The findings, published Monday in Health Affairs, come from a study of 340B hospitals’ 2017-2019 Medicare claims data for two often-used drugs with biosimilars: the bone marrow stimulant filgrastim and the immunosuppressive monoclonal antibody infliximab.
About a third of the nation’s hospitals participate in the 340B program, which requires manufacturer discounts on most drugs administered in the outpatient setting to help sustain safety-net providers.
The discounted products are still reimbursed by Medicare at the same rate, prompting researchers to investigate when hospitals are incentivized to “administer medications that are more expensive for Medicare (and therefore more profitable for 340B hospitals),” they wrote in the study.
When comparing hospitals just barely making the threshold for 340B program eligibility against those that fell slightly below, the researchers found a 66% relative reduction in biosimilar use (34.7% versus 11.8% adjusted biosimilar use) among facilities participating in the program.
340B program participation was also associated with an average 13.3 additional biologic administrations per hospital compared to use at facilities just below the eligibility threshold, they wrote. This drove a 77% relative increase in average Medicare biologic administration revenues, from about $23,400 among the non-participating hospitals to $41,300 for those just barely qualifying for the program, according to the data.
“Our findings point to the 340B program as one driver of provider variation in uptake of biosimilars,” researchers wrote. “Given the large proportion of hospitals participating in the 340B program, it could be a factor that has meaningfully reduced overall biosimilar use in the U.S. … Our work is among the first to show that the 340B program may affect treatment choice by favoring drugs with higher Medicare reimbursement.”
Supplementary analyses conducted by the team supported the link and found that program eligibility “was associated with substantially more drug administrations among high-volume hospitals.”

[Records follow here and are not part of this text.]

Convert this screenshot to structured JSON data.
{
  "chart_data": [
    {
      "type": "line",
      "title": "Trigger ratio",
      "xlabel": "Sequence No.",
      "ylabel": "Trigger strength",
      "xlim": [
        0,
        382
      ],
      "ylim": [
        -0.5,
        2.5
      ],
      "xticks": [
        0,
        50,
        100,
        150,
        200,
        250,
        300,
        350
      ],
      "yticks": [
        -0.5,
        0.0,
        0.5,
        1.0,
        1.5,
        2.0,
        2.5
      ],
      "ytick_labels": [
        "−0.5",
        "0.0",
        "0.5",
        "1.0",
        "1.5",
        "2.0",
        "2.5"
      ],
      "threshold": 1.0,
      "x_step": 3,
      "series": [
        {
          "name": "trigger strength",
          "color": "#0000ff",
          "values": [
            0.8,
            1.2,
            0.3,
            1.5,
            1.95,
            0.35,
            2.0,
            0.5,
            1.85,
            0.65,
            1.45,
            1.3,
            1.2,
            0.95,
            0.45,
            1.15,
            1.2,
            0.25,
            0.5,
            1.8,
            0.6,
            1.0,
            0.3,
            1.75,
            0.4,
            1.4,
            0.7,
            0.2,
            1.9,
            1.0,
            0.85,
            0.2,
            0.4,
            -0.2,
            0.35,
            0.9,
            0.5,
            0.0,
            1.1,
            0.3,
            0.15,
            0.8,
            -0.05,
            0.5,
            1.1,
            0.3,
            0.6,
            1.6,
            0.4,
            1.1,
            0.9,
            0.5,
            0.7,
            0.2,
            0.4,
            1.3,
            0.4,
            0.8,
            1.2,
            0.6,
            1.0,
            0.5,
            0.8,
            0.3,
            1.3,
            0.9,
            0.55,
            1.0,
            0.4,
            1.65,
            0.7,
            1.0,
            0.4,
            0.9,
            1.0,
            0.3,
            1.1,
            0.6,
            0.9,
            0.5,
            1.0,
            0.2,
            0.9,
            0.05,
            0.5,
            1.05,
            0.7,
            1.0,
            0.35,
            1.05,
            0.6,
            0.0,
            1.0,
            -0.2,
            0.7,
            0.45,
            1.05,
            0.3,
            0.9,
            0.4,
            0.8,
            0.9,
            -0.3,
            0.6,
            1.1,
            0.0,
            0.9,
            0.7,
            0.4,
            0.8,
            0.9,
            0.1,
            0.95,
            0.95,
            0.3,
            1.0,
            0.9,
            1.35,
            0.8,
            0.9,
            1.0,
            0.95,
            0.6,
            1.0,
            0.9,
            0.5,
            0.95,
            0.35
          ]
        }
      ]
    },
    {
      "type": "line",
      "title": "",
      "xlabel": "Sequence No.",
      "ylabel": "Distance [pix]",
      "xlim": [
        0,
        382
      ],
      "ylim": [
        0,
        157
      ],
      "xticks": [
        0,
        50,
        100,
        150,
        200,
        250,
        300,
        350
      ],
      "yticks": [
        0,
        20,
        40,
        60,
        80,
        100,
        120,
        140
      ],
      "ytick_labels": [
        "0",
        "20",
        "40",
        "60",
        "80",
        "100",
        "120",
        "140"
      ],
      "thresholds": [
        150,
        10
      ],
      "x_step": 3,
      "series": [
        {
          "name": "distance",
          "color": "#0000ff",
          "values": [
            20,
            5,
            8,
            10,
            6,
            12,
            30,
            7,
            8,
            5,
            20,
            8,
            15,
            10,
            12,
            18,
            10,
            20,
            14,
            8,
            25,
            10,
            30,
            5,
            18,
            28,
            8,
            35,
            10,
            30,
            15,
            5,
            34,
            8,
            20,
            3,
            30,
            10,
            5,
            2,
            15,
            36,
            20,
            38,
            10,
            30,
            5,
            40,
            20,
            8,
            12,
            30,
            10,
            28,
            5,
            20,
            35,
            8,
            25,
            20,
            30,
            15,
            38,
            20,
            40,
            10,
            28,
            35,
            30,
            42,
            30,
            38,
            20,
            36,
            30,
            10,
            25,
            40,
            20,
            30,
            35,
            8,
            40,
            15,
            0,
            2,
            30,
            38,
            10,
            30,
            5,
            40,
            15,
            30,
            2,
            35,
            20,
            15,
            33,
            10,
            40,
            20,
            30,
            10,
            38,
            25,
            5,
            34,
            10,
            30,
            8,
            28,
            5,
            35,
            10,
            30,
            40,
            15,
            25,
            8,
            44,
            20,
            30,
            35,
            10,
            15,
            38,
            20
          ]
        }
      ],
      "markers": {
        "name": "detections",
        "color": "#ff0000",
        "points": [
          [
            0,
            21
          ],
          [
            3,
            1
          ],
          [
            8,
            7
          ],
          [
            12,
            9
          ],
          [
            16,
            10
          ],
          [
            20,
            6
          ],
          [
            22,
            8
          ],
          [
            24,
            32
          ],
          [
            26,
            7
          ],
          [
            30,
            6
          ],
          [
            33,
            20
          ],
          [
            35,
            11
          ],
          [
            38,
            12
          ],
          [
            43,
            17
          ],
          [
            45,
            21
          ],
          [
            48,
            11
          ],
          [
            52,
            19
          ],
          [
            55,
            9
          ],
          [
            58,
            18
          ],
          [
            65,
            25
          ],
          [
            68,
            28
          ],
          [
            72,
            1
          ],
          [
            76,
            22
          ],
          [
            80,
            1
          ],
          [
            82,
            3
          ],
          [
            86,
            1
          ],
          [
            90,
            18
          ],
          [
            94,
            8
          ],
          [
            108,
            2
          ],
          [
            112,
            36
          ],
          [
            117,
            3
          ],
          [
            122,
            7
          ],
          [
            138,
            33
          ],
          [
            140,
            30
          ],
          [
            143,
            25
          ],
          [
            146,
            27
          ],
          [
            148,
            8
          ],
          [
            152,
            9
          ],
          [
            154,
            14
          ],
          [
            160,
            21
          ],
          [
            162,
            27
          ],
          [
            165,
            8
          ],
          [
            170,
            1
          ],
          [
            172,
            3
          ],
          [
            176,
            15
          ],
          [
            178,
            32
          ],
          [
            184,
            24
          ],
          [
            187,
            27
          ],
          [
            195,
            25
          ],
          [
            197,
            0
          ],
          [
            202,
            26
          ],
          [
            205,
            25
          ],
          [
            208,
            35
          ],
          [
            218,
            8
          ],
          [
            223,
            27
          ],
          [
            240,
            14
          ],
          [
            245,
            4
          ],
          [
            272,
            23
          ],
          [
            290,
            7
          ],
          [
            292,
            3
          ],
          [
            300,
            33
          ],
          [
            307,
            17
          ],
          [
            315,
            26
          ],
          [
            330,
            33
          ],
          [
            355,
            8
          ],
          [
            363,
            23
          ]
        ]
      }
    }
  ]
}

A 22.5% reduction in 340B reimbursement rolled out by the government in 2018 was also found not to have an impact on the different hospitals’ biosimilar use, though the researchers noted that the cut’s quick industry opposition and the eventual court-ordered reversal could have kept hospitals from making changes.
A district judge gave the Centers for Medicare and Medicaid Services the lead in recouping years of underpayments resulting from the cut. Hospitals are still waiting for the federal government to make good.
Any critique of the 340B program is likely to be welcomed by the pharmaceutical industry, which has been in a protracted legal battle with the government and hospitals over how many 340B hospitals’ contract pharmacies they’re required to offer discounts.
Drugmakers have argued that hospitals are abusing the program beyond Congress’ intent and more than 20 have been willing to risk federal fines as they restrict sales of the discounted products to contract pharmacies.